Zakaria Boualem et la FIFA

Par Réda Allali

Souvenez-vous, la semaine dernière, le bon Zakaria Boualem vous racontait comment notre glorieuse Fédération royale marocaine de football avait organisé ses élections. Pour ceux qui ont loupé le truc, il s’agissait en gros de sombres tractations sur fond d’insultes et de pugilat, sur une durée de quinze heures s’il vous plaît, conclues comme il se doit par des acclamations au petit matin. Affreux mais classique, c’est du moins ce que nous expliquaient les vieux crocodiles du football marocain… Moins classique a été la réaction de la FIFA, qui a rejeté cette élection. Il paraît que les statuts de notre fédération ne sont pas conformes. Voilà, vous pouvez tout recommencer, une fois vos statuts révisés, si vous arrivez à les réviser d’ailleurs, et merci. Les gens qui se sont mis d’accord peuvent de nouveau se battre puisque rien n’est fait. Les gens que cet accord ne satisfait pas peuvent se remettre à insulter tout le monde. Monsieur Fassi Fihri pouvait retourner à son poste, il avait une finale de Coupe du trône à se farcir. On peut à nouveau continuer un peu plus longtemps sans sélectionneur puisqu’on attendait l’assemblée, etc. Vous pouvez décliner à l’infini les conséquences de ce control Z footballistique, c’est tout simplement rocambolesque. Mais pas seulement.

1. C’est vexant. La FIFA, qui est la mère de toutes les mafias, nous a envoyé balader pour une histoire de légalité, c’est un peu comme si Don Corleone venait nous donner des leçons de droit constitutionnel avec un air rigoureux.

2. C’est très vexant, parce que la FRMF a déjà reporté son assemblée générale, prévue il y a plusieurs mois, pour une histoire de statuts. Nous n’avons donc pas seulement fait n’importe quoi : nous l’avons fait lentement.

3. C’est encore plus vexant quand on sait que notre équipe dirigeante, formée de technocrates, ne se prévalait d’aucune compétence particulière en matière de football. Ils étaient là pour mettre de l’ordre, structurer notre football, assainir les finances, etc. Donc, si les technocrates ne savent pas rédiger des statuts et que les gens du football se comportent comme des mafiosi, on se demande bien vers qui il faut se tourner. Faut-il faire appel à des chauffeurs de taxi ou des plombiers? Des poulpes ?…

On peut continuer cette liste avec au moins 27 ou 28 points qui sont autant de bonnes raisons de se vexer.

Mais l’heure n’est pas aux jérémiades, il faut avancer et proposer quelques conclusions.

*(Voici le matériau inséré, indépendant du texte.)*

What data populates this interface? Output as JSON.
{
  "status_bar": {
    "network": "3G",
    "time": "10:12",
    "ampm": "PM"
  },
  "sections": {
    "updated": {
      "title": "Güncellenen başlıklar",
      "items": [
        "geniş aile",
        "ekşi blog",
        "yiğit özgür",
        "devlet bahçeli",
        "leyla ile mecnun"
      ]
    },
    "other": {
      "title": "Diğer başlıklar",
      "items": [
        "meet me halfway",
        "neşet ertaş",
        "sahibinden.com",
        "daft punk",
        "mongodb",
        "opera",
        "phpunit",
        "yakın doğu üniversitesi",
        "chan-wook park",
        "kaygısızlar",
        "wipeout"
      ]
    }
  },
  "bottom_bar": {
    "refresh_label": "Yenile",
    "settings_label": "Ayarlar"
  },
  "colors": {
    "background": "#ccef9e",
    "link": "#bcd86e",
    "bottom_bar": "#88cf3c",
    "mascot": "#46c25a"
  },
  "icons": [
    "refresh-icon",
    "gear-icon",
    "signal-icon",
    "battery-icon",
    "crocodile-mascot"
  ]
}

Si vous lisez régulièrement cette page, vous savez que Zakaria Boualem se demande souvent si nous sommes en chute libre ou si notre incompétence est juste plus visible grâce à une meilleure circulation de l’information. La FIFA a répondu : c’est la chute libre. Si on continue, ils risquent de nous interdire de jouer au foot. Oui, même sur la plage. L’autre conclusion qui s’impose, c’est qu’il devient compliqué de continuer de la sorte. Baigner gentiment dans notre médiocrité, à l’abri des regards indiscrets, dans le douillet confort de notre complaisance, ce n’est tout simplement plus possible. Un président de la fédération qui annonce qu’il a loupé la lettre de la FIFA parce qu’elle est arrivée trop tard un vendredi à 17h, on ne peut que se répéter : ce n’est plus possible. Enfin, ce serait possible si on évitait de se mettre dans la lumière. Si on acceptait notre brave statut de pays euhhh… disons un peu dépassé au lieu d’aspirer à une gloire qui nous met en danger, on pourrait continuer à faire n’importe quoi. Oui, Zakaria Boualem est convaincu que tout ceci ne serait pas arrivé si on n’avait pas réclamé cette Coupe du monde des clubs, ou cette CAN 2015. On a demandé au monde de nous regarder pensant qu’il nous trouverait beaux, et le résultat c’est qu’on se fout de notre gueule. C’est peut-être un des drames de notre pays : une terrible inadéquation entre nos capacités et nos ambitions. Vous avez remarqué que Zakaria Boualem ne parle que de foot, il a renoncé depuis longtemps à suivre les autres affaires publiques, il est un peu épuisé. Il va donc faire comme la semaine dernière : espérer que le reste ne soit pas à l’image de ce triste foot, et merci.